SOURCE ROOM
Annual Report of the Comptroller of the Currency, 1908
Office of the Comptroller of the Currency, U.S. Treasury Department
Von dieser Quelle gestützte Behauptungen
- Die Einlagen öffentlicher Gelder bei den Nationalbanken betrugen am 3. Dezember 1907 223.117.082,61 $; am 14. Mai 1908 170.700.222,87 $; am 15. Juli 118.576.923,89 $; und am 23. September 114.378.386,73 $. Clearinghouse-Darlehenszertifikate erschienen erstmals im Bericht vom 3. Dezember 1907 (Kredit 74.461.026,61 $, Debet 64.344.128,95 $) und waren bis zum Bericht vom Juli 1908 verschwunden (S. 5).

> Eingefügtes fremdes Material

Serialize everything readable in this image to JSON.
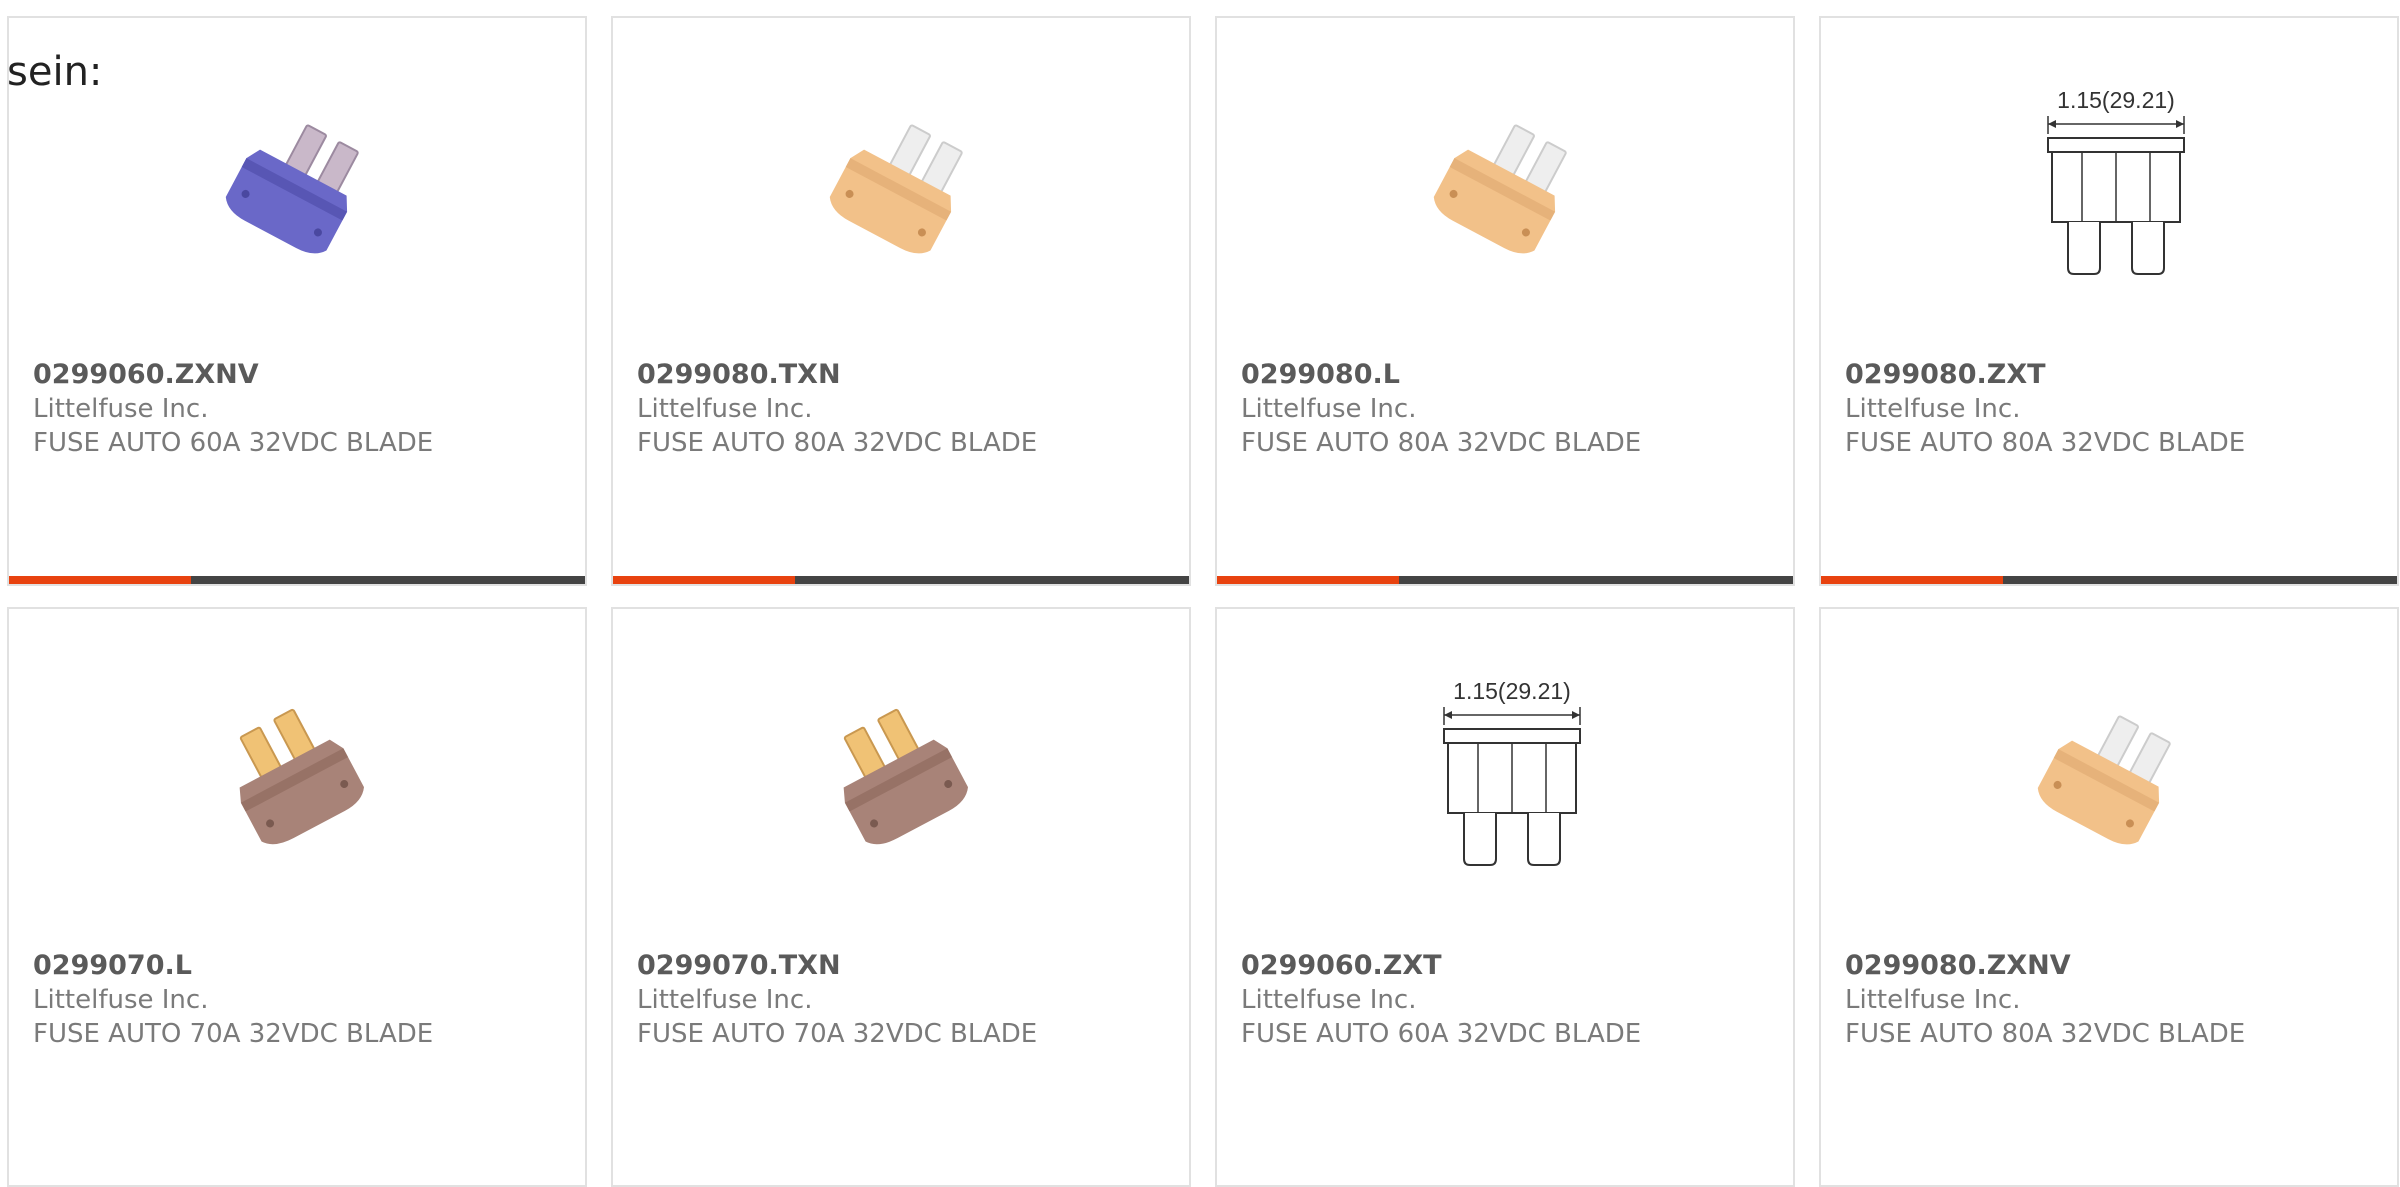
{
  "lead_text": "sein:",
  "colors": {
    "accent": "#e8420f",
    "bar": "#444444",
    "card_border": "#e1e1e1",
    "fuse_blue": "#6a68c8",
    "fuse_orange": "#f2c189",
    "fuse_brown": "#a88378"
  },
  "products": [
    {
      "part_number": "0299060.ZXNV",
      "manufacturer": "Littelfuse Inc.",
      "description": "FUSE AUTO 60A 32VDC BLADE",
      "image": "blue-blade-fuse",
      "dimension_label": ""
    },
    {
      "part_number": "0299080.TXN",
      "manufacturer": "Littelfuse Inc.",
      "description": "FUSE AUTO 80A 32VDC BLADE",
      "image": "orange-blade-fuse",
      "dimension_label": ""
    },
    {
      "part_number": "0299080.L",
      "manufacturer": "Littelfuse Inc.",
      "description": "FUSE AUTO 80A 32VDC BLADE",
      "image": "orange-blade-fuse",
      "dimension_label": ""
    },
    {
      "part_number": "0299080.ZXT",
      "manufacturer": "Littelfuse Inc.",
      "description": "FUSE AUTO 80A 32VDC BLADE",
      "image": "fuse-dimension-drawing",
      "dimension_label": "1.15(29.21)"
    },
    {
      "part_number": "0299070.L",
      "manufacturer": "Littelfuse Inc.",
      "description": "FUSE AUTO 70A 32VDC BLADE",
      "image": "brown-blade-fuse",
      "dimension_label": ""
    },
    {
      "part_number": "0299070.TXN",
      "manufacturer": "Littelfuse Inc.",
      "description": "FUSE AUTO 70A 32VDC BLADE",
      "image": "brown-blade-fuse",
      "dimension_label": ""
    },
    {
      "part_number": "0299060.ZXT",
      "manufacturer": "Littelfuse Inc.",
      "description": "FUSE AUTO 60A 32VDC BLADE",
      "image": "fuse-dimension-drawing",
      "dimension_label": "1.15(29.21)"
    },
    {
      "part_number": "0299080.ZXNV",
      "manufacturer": "Littelfuse Inc.",
      "description": "FUSE AUTO 80A 32VDC BLADE",
      "image": "orange-blade-fuse",
      "dimension_label": ""
    }
  ]
}
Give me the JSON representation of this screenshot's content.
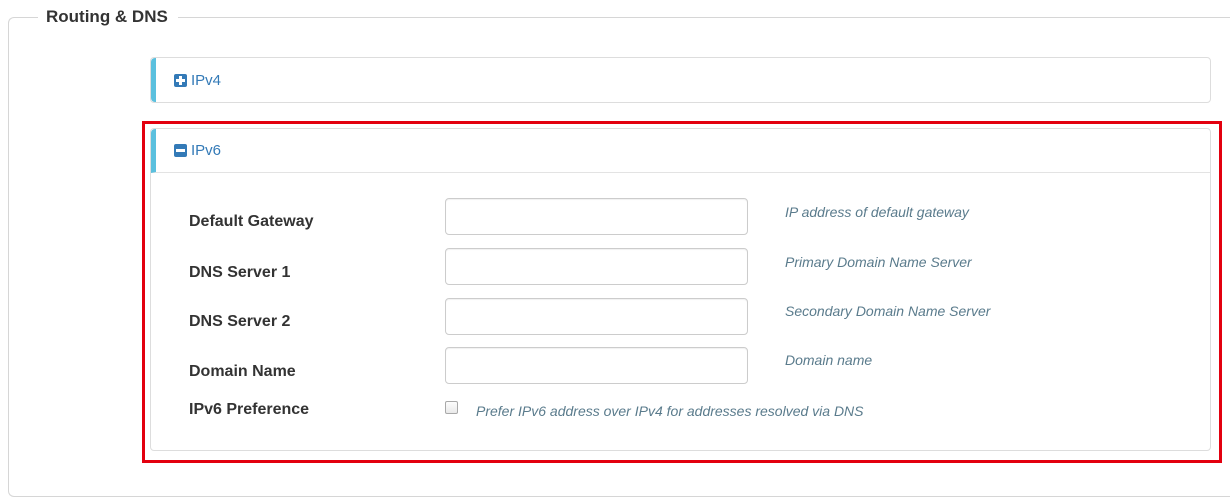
{
  "section": {
    "title": "Routing & DNS"
  },
  "ipv4_panel": {
    "title": "IPv4",
    "state": "collapsed"
  },
  "ipv6_panel": {
    "title": "IPv6",
    "state": "expanded",
    "fields": {
      "default_gateway": {
        "label": "Default Gateway",
        "value": "",
        "help": "IP address of default gateway"
      },
      "dns_server_1": {
        "label": "DNS Server 1",
        "value": "",
        "help": "Primary Domain Name Server"
      },
      "dns_server_2": {
        "label": "DNS Server 2",
        "value": "",
        "help": "Secondary Domain Name Server"
      },
      "domain_name": {
        "label": "Domain Name",
        "value": "",
        "help": "Domain name"
      },
      "ipv6_preference": {
        "label": "IPv6 Preference",
        "checked": false,
        "help": "Prefer IPv6 address over IPv4 for addresses resolved via DNS"
      }
    }
  },
  "colors": {
    "accent": "#337ab7",
    "panel_indicator": "#5bc0de",
    "help_text": "#5a7b8c",
    "highlight_box": "#e3000f"
  }
}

- Am 22. August 1907 beliefen sich die reservepflichtigen Einlagen der Nationalbanken auf 5.256.085.097,14 $, mit Reserven von 21,33 % und einem Kassenbestand von 701.623.352,52 $ (13,35 %). Die Reserven von New York City betrugen 26,81 %. Bis zum 3. Dezember lag der landesweite Durchschnitt bei 21,31 %, und die Reserven der Provinzbanken waren von 16,88 % auf 19,17 % gestiegen (S. 5).
- Erläuterung der Abschnitte 1 und 3 des Gesetzes vom 30. Mai 1908: Nationalbanken mit einem durch US-Anleihen gesicherten Umlauf von mindestens 40 % ihres Kapitals und einem Überschuss von mindestens 20 % konnten zusätzliches Geld bis zu 75 % des Barwerts von Wertpapieren, einschließlich Handelspapieren, die bei einer nationalen Währungsvereinigung hinterlegt waren, oder bis zu 90 % für Staats- und Stadtanleihen ausgeben. Die Ausgabe auf der Grundlage von Handelspapieren war auf 30 % des Kapitals und des Überschusses der Bank begrenzt. Am 15. Juli 1908 hielten die Nationalbanken Staats-, Kommunal- und andere Anleihen im Wert von 765.875.219,95 $, was ausreichte, um eine zusätzliche Ausgabe bis zur gesetzlichen Grenze zu decken (S. 10–11).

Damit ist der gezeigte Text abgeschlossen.